Al recente vertice Nato ha tolto il veto all’ingresso di Svezia e Finlandia, in realtà è riuscito a piegare i partner a un compromesso a lui favorevole. La Turchia presidia il fianco Sud dell’Alleanza atlantica, dispone del secondo esercito Nato più forte, e con Erdogan insegue un disegno neo-ottomano ed espansionista all’insegna della Grande Turchia: nel tessere la trama di una sfera d’influenza amplissima, si muove in proprio, in bilico fra America e Russia. La Turchia ha fornito i droni all’Ucraina, decisivi nel respingere l’iniziale attacco russo su Kiev. Nel frattempo dialoga con Mosca, ospita i negoziati di pace e, in questa ricerca di uno spazio autonomo nello scontro fra America e Russia, s’è assunto un ruolo di garanzia per risolvere la guerra del grano: senza Ankara non sarà possibile riaprire il Mar Nero per lasciar passare i beni alimentari di Kiev bloccati da Putin. Da qui il netto profilo della Turchia, da misurare con attenzione, con la sua agenda geopolitica: il rubinetto e i filtri ai flussi dell’immigrazione, quale strategia per il Mediterraneo, la stabilizzazione della Libia, il Paese dei due governi, di nuovo nel caos per le proteste contro il carovita.

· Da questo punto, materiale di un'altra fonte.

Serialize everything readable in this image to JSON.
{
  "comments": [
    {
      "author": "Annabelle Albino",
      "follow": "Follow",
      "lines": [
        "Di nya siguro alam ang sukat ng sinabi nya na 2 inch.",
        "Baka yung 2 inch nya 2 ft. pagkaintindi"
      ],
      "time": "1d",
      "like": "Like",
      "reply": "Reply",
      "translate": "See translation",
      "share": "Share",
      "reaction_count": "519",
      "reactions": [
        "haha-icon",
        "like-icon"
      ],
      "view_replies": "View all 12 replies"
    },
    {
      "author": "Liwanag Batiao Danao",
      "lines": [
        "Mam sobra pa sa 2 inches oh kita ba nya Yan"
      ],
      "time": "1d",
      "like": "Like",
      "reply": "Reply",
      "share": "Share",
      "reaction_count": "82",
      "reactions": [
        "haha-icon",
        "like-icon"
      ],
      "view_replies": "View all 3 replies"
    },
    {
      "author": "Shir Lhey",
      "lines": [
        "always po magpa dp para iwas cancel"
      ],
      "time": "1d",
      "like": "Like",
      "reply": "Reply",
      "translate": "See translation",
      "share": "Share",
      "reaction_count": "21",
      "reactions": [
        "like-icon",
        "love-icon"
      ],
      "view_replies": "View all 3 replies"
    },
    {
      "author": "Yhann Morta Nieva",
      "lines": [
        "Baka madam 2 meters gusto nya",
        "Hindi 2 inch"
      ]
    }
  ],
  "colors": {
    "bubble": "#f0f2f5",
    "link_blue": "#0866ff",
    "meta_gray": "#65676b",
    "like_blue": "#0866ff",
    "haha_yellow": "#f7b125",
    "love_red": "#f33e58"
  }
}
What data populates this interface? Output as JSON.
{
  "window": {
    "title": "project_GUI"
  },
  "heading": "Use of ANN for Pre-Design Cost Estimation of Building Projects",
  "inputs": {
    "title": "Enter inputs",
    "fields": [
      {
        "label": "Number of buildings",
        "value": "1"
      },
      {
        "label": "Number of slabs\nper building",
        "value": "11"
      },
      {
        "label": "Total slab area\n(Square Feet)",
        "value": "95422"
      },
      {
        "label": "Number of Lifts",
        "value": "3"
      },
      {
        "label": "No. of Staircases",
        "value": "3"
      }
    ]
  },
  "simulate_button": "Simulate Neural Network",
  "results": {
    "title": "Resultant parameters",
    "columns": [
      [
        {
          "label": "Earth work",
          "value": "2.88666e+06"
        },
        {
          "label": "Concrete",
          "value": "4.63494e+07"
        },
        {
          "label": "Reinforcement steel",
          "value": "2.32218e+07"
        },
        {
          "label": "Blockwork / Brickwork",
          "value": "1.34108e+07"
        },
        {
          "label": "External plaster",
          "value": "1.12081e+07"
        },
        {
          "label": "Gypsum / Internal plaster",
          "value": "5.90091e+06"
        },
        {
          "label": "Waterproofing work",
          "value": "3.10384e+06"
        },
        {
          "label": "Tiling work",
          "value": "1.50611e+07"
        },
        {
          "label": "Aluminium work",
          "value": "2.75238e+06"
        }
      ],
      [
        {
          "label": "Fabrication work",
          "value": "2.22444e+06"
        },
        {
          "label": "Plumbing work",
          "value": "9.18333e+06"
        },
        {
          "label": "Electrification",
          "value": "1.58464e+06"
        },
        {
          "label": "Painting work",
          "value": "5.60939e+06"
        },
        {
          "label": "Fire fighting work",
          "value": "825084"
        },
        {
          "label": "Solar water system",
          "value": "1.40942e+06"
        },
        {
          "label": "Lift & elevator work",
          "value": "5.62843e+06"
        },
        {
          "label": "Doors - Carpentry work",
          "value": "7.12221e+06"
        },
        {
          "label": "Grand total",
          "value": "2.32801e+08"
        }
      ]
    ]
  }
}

Una polveriera pronta a riesplodere, mentre la produzione di greggio è scesa da un milione e 200 mila barili al giorno a poco meno di 600 mila. In Cirenaica i pozzi sono fermi e lo stesso potrebbe avvenire in Tripolitania dove opera l’Eni. La questione coinvolge Italia e Turchia, che s’è insediata nell’area di Tripoli quale contrappeso alla presenza russa. Libia per noi significa sicurezza, specie ora che – come ha detto il ministro della Difesa Guerini – «nel Mediterraneo si riverberano gli echi dell’aggressione russa all’Ucraina».